It became a goal we've been working on at Team Novo Nordisk and we had tried partnering with different companies to make that bridge happen. And lo and behold, it was a gentleman by the name of Chip Hawkins who is the CEO of Wahoo Fitness, and Chip got glucose data onto my bike computer through Wahoo.

Looking back to my first twenty days on CGM, I learned more about what everything does to my body in those twenty days than in the first 23 years of life of obsessively checking my glucose. Fast forward to 2018, when I got my first 15 bike rides with CGM data on my bike computer, and I learned more about optimizing nutrition while on the bike than in the previous 10 years of having CGM in my pocket. And I thought, this is the greatest technology I've ever had access to as a person living with diabetes. And I started showing it to others. As I started showing it to more and more athletes without diabetes, every endurance athlete, even those without diabetes, said they wanted access to this same type of insight into their body. They said they would definitely wear a CGM and use this feature it allowed them to improve their fueling, which would help with overall performance.

I started getting some advice from a young entrepreneurial endurance athlete group in Atlanta. They kept pushing me that a key facet to moving this from an idea into a real business was in our sensor partner. At this time, Jared Watkin, the Senior Vice President of Diabetes Care at Abbott, had just approved a four-year nearly $12 million donation to Rwanda that I was involved in. I went out to see Jared in May of 2019 to say thank you for what he did for Rwanda and I showed Jared the glucose on my bike computer. He said, “Phil, that's really interesting. Could you give us more of a business plan?” So, we came back a month later with Supersapiens and the entire brand identity and what we thought the partnership would look like with Abbott. The next week, Jared pitched it to Robert Ford, now President and CEO of Abbott (he was COO then), and Robert endorsed the concept. And we've been off to the races ever since. (Editor’s note – this is particularly moving given these two leaders’ extraordinarily long-term focus on diabetes at Abbott. Robert Ford joined Abbott in 1996 as a business unit manager in diabetes; Jared Watkin joined Abbott in 1998 when Abbott acquired blood glucose manufacturer MediSense. On Abbott’s website, Mr. Watkin shares his proudest moment at Abbott as when he had the opportunity to lead the team that developed Abbott’s Freestyle Libre Flash Glucose Monitoring System. Says the website: “ … as he looks to the future, he's committed to keeping Abbott Diabetes Care at the forefront of innovation, allowing us to provide better health, and a fuller life, to people with diabetes.")

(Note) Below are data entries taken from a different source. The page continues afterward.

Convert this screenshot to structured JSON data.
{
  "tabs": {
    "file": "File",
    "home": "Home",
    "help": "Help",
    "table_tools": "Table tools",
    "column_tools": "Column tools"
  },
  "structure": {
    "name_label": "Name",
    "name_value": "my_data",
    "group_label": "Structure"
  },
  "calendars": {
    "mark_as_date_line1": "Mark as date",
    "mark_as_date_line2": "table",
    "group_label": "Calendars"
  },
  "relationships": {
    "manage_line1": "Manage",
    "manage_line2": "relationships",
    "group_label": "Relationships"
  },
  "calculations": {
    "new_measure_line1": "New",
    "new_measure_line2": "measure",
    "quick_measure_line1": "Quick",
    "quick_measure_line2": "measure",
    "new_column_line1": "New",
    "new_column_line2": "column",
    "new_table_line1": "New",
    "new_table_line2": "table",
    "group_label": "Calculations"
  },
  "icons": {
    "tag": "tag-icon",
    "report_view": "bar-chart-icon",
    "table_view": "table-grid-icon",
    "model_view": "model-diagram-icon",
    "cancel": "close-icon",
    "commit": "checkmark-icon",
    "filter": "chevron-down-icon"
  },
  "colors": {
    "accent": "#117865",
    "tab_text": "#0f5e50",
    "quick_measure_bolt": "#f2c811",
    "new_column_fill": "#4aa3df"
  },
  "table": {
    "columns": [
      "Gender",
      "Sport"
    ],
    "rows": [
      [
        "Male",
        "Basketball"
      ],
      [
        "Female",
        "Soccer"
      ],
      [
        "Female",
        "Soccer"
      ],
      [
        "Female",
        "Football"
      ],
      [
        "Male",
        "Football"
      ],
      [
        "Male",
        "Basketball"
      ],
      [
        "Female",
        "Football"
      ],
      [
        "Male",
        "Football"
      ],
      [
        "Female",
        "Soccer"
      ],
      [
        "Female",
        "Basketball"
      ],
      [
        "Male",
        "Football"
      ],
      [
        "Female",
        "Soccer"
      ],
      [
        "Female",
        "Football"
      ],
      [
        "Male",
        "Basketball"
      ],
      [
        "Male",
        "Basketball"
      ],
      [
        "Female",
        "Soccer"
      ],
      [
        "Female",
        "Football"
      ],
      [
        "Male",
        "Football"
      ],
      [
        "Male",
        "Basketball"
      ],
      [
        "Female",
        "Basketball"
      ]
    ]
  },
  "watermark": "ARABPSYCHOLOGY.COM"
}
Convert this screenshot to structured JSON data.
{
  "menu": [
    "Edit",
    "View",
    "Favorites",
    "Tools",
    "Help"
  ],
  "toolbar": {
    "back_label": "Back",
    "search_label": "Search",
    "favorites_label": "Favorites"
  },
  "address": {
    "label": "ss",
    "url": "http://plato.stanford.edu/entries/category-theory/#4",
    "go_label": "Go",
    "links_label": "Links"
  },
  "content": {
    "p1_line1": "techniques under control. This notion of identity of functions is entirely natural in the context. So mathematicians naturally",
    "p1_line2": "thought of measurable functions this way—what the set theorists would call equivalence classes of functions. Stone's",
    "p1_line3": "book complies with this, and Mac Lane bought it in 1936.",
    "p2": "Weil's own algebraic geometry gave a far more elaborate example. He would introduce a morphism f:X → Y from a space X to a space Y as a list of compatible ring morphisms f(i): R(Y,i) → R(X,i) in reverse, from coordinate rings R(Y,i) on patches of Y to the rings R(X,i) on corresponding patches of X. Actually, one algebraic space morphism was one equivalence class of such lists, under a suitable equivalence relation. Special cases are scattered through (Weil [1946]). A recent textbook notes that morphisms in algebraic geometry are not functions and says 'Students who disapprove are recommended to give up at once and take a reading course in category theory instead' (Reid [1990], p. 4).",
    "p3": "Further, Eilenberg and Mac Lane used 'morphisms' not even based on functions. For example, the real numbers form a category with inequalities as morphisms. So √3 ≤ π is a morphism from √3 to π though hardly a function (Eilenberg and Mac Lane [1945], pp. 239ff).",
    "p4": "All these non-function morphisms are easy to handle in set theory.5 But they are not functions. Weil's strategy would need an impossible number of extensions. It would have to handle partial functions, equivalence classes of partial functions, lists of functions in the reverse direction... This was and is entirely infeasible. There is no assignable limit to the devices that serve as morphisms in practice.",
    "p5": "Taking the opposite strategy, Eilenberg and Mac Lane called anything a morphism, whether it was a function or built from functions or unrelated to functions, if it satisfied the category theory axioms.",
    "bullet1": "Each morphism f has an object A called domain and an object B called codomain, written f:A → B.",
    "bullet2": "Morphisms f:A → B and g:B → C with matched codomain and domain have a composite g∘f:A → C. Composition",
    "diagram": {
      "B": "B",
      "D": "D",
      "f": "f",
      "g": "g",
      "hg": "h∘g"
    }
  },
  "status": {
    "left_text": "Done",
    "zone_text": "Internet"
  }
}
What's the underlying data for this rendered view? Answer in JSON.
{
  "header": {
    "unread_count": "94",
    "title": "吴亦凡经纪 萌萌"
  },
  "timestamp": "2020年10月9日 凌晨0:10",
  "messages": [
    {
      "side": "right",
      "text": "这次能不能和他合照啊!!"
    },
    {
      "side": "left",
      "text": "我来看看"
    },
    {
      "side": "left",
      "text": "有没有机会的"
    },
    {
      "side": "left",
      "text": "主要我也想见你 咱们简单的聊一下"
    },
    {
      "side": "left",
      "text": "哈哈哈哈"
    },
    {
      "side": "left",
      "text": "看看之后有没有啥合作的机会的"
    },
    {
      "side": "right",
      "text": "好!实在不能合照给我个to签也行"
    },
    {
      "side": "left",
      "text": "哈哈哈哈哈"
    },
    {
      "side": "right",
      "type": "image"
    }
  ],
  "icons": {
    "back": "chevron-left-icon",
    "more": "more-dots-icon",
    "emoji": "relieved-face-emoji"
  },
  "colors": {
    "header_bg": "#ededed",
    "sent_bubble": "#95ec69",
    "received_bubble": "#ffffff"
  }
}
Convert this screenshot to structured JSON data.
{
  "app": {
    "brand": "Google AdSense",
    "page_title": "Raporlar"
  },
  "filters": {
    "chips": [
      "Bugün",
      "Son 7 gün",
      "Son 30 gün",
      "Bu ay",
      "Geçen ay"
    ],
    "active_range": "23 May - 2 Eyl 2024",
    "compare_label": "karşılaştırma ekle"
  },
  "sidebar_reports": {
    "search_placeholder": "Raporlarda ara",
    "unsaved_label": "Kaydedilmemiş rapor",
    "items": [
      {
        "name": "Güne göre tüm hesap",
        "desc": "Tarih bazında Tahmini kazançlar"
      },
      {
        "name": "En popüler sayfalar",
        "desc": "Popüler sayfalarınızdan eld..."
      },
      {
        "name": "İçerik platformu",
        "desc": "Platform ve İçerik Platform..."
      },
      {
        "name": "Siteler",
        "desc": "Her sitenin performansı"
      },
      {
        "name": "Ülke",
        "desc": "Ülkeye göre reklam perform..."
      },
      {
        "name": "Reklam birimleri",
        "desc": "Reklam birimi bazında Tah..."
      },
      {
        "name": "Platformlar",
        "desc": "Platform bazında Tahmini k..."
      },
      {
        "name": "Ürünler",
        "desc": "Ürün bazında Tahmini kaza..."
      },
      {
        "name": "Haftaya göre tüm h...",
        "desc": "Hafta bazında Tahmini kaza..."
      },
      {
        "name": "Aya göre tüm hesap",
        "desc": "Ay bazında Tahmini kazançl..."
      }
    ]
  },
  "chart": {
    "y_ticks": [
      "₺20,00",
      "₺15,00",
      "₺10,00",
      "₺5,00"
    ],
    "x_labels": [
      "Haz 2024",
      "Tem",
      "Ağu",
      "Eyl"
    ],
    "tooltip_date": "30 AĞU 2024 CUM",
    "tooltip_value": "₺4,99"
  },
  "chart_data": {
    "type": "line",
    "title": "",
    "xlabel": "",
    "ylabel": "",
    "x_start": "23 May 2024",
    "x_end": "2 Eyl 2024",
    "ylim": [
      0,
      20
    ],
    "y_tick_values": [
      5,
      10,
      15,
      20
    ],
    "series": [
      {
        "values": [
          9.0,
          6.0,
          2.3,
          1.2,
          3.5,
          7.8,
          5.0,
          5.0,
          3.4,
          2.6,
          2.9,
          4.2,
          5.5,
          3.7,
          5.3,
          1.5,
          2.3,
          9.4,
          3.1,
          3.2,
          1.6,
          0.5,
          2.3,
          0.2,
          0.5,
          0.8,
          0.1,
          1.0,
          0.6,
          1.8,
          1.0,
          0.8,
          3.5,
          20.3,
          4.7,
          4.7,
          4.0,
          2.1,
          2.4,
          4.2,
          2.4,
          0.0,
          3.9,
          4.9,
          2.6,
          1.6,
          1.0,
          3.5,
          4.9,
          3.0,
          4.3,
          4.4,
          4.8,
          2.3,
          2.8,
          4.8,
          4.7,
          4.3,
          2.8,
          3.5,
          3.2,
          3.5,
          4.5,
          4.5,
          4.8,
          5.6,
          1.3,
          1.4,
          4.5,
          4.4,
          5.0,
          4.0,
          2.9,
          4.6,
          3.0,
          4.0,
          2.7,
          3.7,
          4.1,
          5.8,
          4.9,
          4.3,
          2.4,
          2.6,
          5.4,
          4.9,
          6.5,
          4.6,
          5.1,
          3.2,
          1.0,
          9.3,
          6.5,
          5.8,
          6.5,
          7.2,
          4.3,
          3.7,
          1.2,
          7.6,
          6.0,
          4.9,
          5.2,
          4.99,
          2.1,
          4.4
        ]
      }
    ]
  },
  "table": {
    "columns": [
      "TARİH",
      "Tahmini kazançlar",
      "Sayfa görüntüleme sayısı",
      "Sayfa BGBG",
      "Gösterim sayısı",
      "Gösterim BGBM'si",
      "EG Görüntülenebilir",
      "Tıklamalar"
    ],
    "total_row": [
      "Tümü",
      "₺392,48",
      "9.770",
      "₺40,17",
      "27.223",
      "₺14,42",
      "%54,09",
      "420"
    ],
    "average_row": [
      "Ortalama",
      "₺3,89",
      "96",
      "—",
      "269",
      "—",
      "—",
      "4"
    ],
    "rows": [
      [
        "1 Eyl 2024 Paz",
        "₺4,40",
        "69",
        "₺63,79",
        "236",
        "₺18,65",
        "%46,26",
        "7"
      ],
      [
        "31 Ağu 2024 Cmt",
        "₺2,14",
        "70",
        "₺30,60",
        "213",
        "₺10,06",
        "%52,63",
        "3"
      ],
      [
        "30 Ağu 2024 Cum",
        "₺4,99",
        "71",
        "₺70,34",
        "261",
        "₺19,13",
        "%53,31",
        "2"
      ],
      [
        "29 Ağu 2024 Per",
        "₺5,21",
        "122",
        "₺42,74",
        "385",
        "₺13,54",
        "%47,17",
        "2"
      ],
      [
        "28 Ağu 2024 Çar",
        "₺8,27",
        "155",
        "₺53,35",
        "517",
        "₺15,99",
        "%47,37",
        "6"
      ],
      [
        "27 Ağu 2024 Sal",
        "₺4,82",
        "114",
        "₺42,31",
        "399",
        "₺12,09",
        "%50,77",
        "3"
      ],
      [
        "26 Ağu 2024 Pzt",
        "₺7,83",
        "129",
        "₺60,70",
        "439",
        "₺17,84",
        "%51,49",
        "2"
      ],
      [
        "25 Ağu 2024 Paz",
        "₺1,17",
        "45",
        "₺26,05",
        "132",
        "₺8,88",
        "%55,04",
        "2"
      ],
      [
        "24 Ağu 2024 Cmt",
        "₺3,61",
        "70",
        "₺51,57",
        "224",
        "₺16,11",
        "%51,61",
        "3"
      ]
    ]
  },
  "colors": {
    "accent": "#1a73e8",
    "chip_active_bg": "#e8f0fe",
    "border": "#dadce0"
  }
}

What's really exciting to me is the team I’ve built. We've got about 35 people now full-time at Supersapiens. We've raised a significant amount of money (Ed note - see above, $4.5 million seed round just closed). We’ve built out an advisory team that features some of the top names in mainstream US professional sports. Additionally, we've had athletes who are now racing in the Tour de France use Supersapiens powered by Abbott Libre Sense Glucose Sport Biosensor in training leading into what is the world’s biggest annual sporting event. So, it's been a whirlwind.

One of the cool things for me is looking back – personally, this partnership is a big homecoming with Abbott. In 2006, I had a crazy idea to race across America (RAAM [Editor’s note – see more here from Cycling News]) and Abbott was the company that supported us in that. And to think that now together we're launching Supersapiens powered by the Abbott Libre Sense Glucose Sport Biosensor together is a dream together. I’m so excited to bring this technology to the mainstream and to support all athletes.

I'm really excited to be able bring this technology to all athletes in the world. On a personal level, I’m eager to see the response from athletes without diabetes and watch them learn just how difficult it is to manage glucose even with a functional pancreas. We are hopeful this will create a deeper sense of empathy and connection between the non-diabetic population and those livings with diabetes in a way that has never existed before. And like everything I do, I do it through sport. And so here we are to focus on the athletes yet again.

Katie Mahoney: Phil, that’s such an inspiring mission. The name Supersapiens is really exciting – what is the story behind how you came up with the name?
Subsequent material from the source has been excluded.